O assédio é um jogo de poder
Vivemos numa sociedade com tanto sexismo estrutural, que a lei do assédio parece ser: o abusador é inocente até prova do contrário e a vítima estava a pedi-las até prova, com testemunhas, do contrário
Todas as mulheres que conheço já ouviram piropos na rua, especialmente na sua adolescência. Atenção, nem todas as vítimas são mulheres, embora na sua grande maioria, mas a enormíssima maioria dos assediadores, seja contra que género for, são homens.
O que todos os assédios têm em comum são jogos de poder e a total anulação de consentimento.

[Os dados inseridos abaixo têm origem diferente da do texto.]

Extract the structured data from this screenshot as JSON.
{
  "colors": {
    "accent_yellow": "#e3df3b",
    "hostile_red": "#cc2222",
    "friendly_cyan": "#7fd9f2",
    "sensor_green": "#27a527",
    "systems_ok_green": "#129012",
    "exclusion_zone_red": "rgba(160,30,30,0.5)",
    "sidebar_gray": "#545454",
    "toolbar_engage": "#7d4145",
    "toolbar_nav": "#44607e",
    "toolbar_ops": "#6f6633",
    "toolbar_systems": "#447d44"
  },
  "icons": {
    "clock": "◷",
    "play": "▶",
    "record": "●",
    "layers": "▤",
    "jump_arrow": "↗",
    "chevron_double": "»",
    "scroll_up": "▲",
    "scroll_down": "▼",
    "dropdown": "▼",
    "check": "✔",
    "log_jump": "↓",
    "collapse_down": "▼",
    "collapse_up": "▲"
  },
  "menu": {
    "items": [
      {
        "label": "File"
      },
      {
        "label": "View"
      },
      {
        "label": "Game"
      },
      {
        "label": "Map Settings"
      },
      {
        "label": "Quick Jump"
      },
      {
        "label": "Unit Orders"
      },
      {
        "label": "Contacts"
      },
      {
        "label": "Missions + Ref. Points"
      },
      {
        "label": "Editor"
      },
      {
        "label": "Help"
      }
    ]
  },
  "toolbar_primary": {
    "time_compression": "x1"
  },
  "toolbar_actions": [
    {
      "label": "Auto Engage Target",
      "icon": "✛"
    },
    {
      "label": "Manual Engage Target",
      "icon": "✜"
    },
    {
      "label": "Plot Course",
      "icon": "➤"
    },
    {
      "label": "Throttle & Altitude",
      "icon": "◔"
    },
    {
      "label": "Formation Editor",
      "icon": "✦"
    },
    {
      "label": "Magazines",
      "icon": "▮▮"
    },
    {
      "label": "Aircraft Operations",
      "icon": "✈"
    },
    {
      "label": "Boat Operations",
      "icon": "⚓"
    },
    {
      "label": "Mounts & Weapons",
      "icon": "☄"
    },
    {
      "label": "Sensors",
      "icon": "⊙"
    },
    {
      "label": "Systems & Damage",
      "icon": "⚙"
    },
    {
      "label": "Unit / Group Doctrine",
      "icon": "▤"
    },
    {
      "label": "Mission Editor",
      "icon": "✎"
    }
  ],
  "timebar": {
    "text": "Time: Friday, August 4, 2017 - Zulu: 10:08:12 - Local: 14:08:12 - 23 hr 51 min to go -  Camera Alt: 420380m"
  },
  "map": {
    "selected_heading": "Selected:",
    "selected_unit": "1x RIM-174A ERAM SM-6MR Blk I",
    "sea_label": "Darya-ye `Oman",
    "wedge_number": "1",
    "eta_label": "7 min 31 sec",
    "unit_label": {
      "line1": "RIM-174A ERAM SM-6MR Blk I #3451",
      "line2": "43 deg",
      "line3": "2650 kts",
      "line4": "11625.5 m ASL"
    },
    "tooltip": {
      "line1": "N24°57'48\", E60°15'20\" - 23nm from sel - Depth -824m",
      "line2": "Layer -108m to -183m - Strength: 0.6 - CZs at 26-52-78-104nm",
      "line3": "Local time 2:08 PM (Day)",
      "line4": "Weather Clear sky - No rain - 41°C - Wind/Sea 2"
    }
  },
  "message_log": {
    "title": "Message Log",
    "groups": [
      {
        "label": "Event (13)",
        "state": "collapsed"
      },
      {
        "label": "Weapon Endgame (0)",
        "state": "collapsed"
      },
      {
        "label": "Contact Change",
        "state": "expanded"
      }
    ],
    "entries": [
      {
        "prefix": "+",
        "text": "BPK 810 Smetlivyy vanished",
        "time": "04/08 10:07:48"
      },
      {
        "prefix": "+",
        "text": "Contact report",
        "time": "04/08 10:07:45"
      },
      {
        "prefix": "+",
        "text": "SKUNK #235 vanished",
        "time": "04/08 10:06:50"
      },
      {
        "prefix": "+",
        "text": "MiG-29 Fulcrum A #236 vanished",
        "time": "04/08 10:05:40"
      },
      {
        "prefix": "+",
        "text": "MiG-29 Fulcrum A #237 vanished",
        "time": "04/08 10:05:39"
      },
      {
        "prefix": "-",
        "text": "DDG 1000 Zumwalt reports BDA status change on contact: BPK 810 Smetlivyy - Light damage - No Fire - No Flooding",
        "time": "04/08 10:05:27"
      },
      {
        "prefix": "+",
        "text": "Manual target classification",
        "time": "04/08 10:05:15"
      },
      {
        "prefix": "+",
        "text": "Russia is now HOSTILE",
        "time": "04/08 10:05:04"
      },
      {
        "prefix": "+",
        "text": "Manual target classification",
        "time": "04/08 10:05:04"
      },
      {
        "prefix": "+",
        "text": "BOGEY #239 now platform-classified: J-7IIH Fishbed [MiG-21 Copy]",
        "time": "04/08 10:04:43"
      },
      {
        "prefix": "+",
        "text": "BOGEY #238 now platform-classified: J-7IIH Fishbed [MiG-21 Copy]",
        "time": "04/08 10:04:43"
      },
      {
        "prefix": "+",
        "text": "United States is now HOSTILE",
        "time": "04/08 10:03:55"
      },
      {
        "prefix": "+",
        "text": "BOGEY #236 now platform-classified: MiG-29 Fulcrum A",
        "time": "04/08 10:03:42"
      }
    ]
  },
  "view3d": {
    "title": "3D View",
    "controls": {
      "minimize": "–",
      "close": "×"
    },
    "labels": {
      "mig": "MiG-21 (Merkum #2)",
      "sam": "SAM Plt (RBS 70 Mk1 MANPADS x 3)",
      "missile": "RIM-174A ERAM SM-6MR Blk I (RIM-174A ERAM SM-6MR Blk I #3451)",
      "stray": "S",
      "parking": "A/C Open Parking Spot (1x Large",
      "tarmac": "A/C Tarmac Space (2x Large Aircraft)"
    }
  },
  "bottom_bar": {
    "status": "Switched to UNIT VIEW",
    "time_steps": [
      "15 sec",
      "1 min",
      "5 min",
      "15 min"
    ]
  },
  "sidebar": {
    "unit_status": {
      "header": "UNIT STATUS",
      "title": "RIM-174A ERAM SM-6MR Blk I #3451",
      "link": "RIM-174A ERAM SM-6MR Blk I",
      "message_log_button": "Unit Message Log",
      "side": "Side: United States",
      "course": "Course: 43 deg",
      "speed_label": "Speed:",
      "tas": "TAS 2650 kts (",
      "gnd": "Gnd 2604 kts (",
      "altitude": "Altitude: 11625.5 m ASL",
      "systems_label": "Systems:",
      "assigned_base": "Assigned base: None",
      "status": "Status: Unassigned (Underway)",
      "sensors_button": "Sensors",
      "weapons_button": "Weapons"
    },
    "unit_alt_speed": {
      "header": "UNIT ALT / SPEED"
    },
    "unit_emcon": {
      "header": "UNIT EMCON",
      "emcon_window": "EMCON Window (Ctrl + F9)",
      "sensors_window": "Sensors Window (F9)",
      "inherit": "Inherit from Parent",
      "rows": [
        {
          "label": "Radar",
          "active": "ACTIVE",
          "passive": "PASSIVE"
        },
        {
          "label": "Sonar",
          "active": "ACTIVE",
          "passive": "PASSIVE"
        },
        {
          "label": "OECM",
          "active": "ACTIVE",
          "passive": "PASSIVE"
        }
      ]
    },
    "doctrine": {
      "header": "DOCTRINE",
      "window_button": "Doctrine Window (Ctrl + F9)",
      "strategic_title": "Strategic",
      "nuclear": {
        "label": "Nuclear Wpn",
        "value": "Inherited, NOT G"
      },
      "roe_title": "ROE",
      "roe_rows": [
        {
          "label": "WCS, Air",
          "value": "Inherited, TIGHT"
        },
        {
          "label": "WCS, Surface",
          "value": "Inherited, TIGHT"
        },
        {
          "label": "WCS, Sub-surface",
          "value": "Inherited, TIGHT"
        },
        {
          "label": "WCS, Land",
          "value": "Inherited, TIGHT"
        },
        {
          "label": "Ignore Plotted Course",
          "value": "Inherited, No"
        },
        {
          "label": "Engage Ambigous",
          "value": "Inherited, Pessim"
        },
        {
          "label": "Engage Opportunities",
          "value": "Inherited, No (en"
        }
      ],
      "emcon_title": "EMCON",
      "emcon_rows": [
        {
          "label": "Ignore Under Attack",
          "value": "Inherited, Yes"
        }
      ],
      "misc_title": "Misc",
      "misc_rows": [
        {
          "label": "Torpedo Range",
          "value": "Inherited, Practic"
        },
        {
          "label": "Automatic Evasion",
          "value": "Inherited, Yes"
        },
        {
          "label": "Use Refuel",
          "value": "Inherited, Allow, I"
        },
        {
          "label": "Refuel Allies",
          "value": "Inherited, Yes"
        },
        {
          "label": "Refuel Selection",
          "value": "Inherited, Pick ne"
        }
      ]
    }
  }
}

Neste texto, com o meu tom provocador, tentarei expor algumas faces deste problema estrutural complexo.
“Well before a young woman comes of age, she is made aware that her body is a commodity, and that commodity is not wholly hers to command” Penny, pág. 9.
Em plena Rua Passos Manuel, no Porto, ao meu ouvido, eu a descer, ele a subir: “Fodia-te toda”.Depois temos casos mais extremos, que vão até: “Na estação de comboios, um homem dos seus 50 anos, eu com 19, estava a masturbar-se enquanto dizia tudo o que me queria fazer.” – testemunho anónimo que recebi.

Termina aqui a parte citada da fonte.